L'Eurofighter (Airbus) est le premier des cinq avions de combat à être testé sur la base aérienne de Payerne (VD). [Keystone]
L'Eurofighter (Airbus) est le premier des cinq avions de combat à être testé sur la base aérienne de Payerne (VD). [Keystone]
Sera-t-il américain ou européen? Peu de temps avant que la décision ne soit prise, un débat animé a lieu au sein de l'administration fédérale sur les types d'avions de combat qui équiperont prochainement les forces aériennes.

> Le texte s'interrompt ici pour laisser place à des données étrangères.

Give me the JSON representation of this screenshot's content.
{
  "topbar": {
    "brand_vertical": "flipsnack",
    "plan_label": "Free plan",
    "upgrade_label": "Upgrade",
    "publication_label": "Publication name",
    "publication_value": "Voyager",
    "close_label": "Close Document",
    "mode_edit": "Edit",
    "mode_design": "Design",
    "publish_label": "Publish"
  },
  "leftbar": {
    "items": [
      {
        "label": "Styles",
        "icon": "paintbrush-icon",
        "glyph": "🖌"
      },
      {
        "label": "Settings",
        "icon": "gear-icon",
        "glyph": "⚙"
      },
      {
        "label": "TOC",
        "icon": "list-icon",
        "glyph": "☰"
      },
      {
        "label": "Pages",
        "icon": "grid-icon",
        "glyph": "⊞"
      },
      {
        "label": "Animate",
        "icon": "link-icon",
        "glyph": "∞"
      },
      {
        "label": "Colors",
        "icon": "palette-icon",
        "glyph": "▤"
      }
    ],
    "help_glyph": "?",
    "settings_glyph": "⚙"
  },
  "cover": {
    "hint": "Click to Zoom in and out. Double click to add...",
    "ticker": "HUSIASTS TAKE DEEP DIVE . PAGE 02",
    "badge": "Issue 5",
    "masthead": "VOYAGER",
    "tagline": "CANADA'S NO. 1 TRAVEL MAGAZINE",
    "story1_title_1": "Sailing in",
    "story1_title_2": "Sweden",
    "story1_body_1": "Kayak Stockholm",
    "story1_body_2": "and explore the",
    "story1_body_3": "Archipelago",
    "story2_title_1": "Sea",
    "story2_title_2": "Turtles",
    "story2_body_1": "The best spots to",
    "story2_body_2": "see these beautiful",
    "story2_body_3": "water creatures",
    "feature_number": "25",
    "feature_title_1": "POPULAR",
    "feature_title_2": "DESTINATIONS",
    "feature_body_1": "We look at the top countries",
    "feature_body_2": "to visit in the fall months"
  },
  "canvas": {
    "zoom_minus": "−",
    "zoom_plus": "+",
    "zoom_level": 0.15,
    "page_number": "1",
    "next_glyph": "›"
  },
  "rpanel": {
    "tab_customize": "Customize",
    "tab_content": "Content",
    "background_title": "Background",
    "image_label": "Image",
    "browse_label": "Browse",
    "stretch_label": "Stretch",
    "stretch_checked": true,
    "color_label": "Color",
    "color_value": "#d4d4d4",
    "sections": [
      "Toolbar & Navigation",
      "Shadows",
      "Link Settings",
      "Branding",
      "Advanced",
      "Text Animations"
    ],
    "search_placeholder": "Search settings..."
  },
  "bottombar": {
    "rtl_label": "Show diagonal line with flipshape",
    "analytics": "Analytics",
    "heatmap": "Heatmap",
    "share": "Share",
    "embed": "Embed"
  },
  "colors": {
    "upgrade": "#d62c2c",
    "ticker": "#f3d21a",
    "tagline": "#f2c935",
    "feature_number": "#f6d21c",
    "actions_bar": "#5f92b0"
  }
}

Quatre ministres européens ont adressé une lettre à la cheffe de l'armée, Viola Amherd, pour défendre l'Eurofighter, révèle la presse dominicale alémanique.

Alors que, selon plusieurs médias, le Conseil fédéral devrait se prononcer en faveur de l'avion de combat américain F-35, le SonntagsBlick mentionne une lettre qui accompagnait l'offre de l'Eurofighter, l'avion de combat du consortium européen avec la participation d'Airbus.

S'appuyant sur des sources anonymes, le journal rapporte que, dans cette missive, signée par les ministres de la Défense allemand, italien, espagnol et britannique, la Suisse se voit proposer un partenariat transfrontalier dans les domaines de la coopération militaire, de l'énergie, de la coopération économique, des réseaux scientifiques, de la politique environnementale et des transports, des technologies numériques, de la cybersécurité et des projets d'infrastructures.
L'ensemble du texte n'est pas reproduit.